Was alsbald geschieht: Wer sich’s eben noch auf einer Rampe bequem gemacht hatte, befindet sich bald in Gewühl. Die Tänzer (oder Führer durch den imaginären urbanen Raum) lotsen den Strom mal hier hin, mal dorthin, während sich durch das Umklappen von Bretten und Rampen an Scharnieren der Parcours immer mal wieder verändert. Leblose Räume entstehen, gleich daneben Zonen, in denen die Menschen ihrerseits zu tanzen beginnen.
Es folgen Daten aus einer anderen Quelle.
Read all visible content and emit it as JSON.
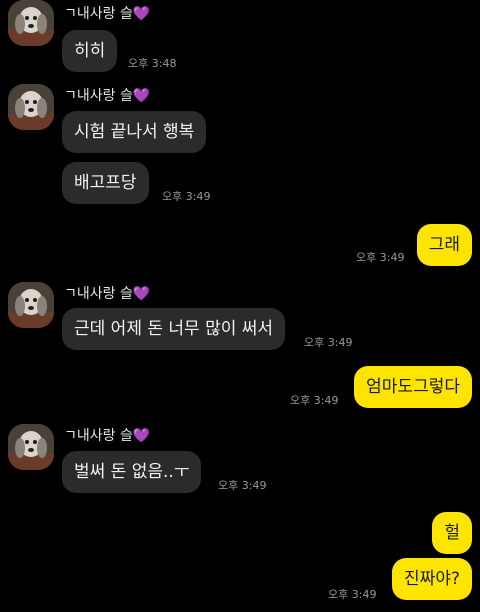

Verbindlich ist nichts, man kann sich irgendwo hinsetzen und zuschauen. Man kann aber auch flanieren und sich unterhalten. Dazwischen immer wieder mal die Tänzer: Kontakt-Impro als Symbol für das soziale Interagieren, das Zerren und Folgen, das streiten und einander bestärken.

Die Rampe, auf der ich zuerst gesessen hatte, entpuppt sich schließlich als Theke: Es werden Wasser und Wein gereicht, hier klingt der Abend aus. Unterhaltsam. Ein „Testlauf“, den jeder der Zuschauer anders erlebt haben wird. Und unterschiedlich unterhaltsam. Es ging schließlich um Kommunikation. Wer gar nicht mitmachte – blieb draußen. Auch darin sind die Ähnlichkeiten zum realen urbanen Raum alles andere als zufällig.